TWIN ASSETS

How do you take care of your bosom buddies to fit into your favourite lingerie? Find out the elements of bra fitting to ensure that you are giving your girls the right support at every stage of your life!
WORDS | Valerie Tan

H

ave you ever wondered how and which part of your body matures faster? Well, a study discovered a new biological clock embedded in the human genome that can gauge the age of diverse human organs, tissues and cell types.

It revealed that certain body parts like the breasts age faster than the rest of the body.

“Healthy breast tissue is about two to three years older than the rest of a woman’s body,” Steve Horvath, a professor of human genetics and of biostatistics at the University of California, Los Angeles, said in a university news release. “If a woman has breast cancer, the healthy tissue next to the tumor is an average of 12 years older than the rest of her body.”
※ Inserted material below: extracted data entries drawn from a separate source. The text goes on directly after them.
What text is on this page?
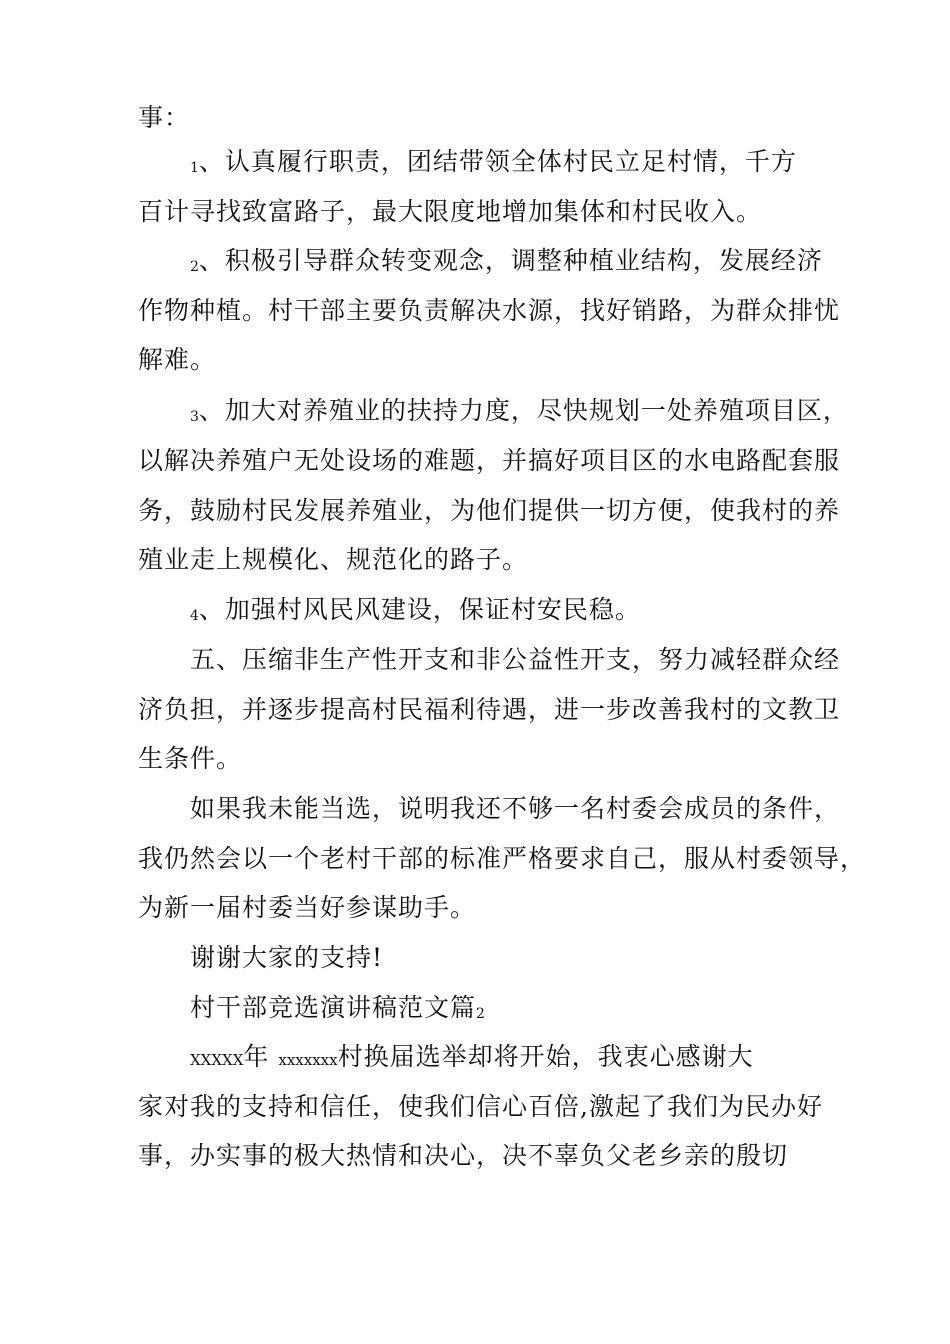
事：
1、认真履行职责，团结带领全体村民立足村情，千方
百计寻找致富路子，最大限度地增加集体和村民收入。
2、积极引导群众转变观念，调整种植业结构，发展经济
作物种植。村干部主要负责解决水源，找好销路，为群众排忧
解难。
3、加大对养殖业的扶持力度，尽快规划一处养殖项目区，
以解决养殖户无处设场的难题，并搞好项目区的水电路配套服
务，鼓励村民发展养殖业，为他们提供一切方便，使我村的养
殖业走上规模化、规范化的路子。
4、加强村风民风建设，保证村安民稳。
五、压缩非生产性开支和非公益性开支，努力减轻群众经
济负担，并逐步提高村民福利待遇，进一步改善我村的文教卫
生条件。
如果我未能当选，说明我还不够一名村委会成员的条件，
我仍然会以一个老村干部的标准严格要求自己，服从村委领导，
为新一届村委当好参谋助手。
谢谢大家的支持!
村干部竞选演讲稿范文篇2
XXXXX年 xxxxxxx村换届选举却将开始，我衷心感谢大
家对我的支持和信任，使我们信心百倍,激起了我们为民办好
事，办实事的极大热情和决心，决不辜负父老乡亲的殷切
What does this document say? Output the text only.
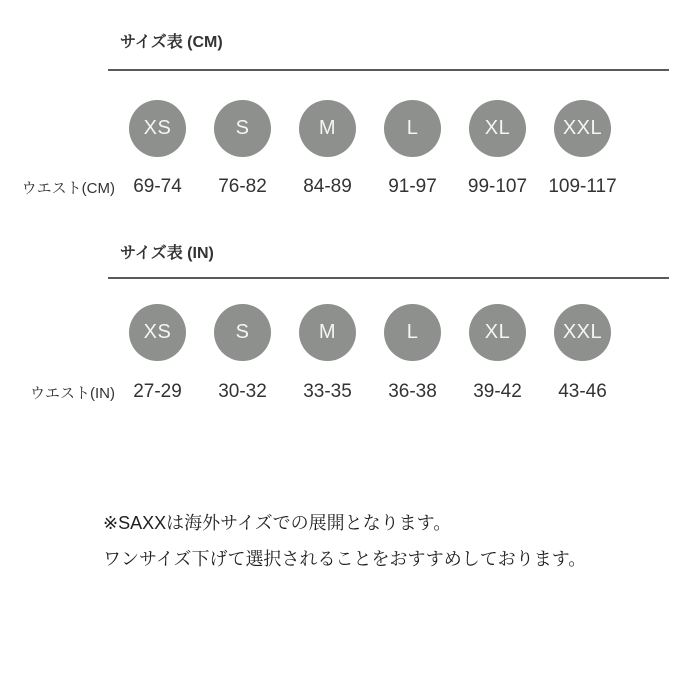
サイズ表 (CM)
XS	S	M	L	XL	XXL
ウエスト(CM) 69-74	76-82	84-89	91-97	99-107	109-117
サイズ表 (IN)
XS	S	M	L	XL	XXL
ウエスト(IN) 27-29	30-32	33-35	36-38	39-42	43-46
※SAXXは海外サイズでの展開となります。
ワンサイズ下げて選択されることをおすすめしております。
Although additional research has to be done to find out how to reverse the ageing process, it is certainly possible to give your assets a boost by choosing the right support for every stage of your life.

The tricky part is to find your true bra size. You will need to get yourself properly measured so you can choose a bra that’s both comfortable and versatile enough to work with different types of tops.

the 20s Your breasts are made up of fat, glandular tissue and connective tissues called Cooper’s ligaments. Cooper’s ligaments are responsible for holding the breast shape together while a lower ration of fat to glandular tissue explains why younger breasts often look perkier.

HERE’S WHAT YOU CAN DO

Wearing a supportive bra during the day and a sports bra whenever you’re exercising so it can help to support the ligaments and ensure that gravity does not affect your girls too early.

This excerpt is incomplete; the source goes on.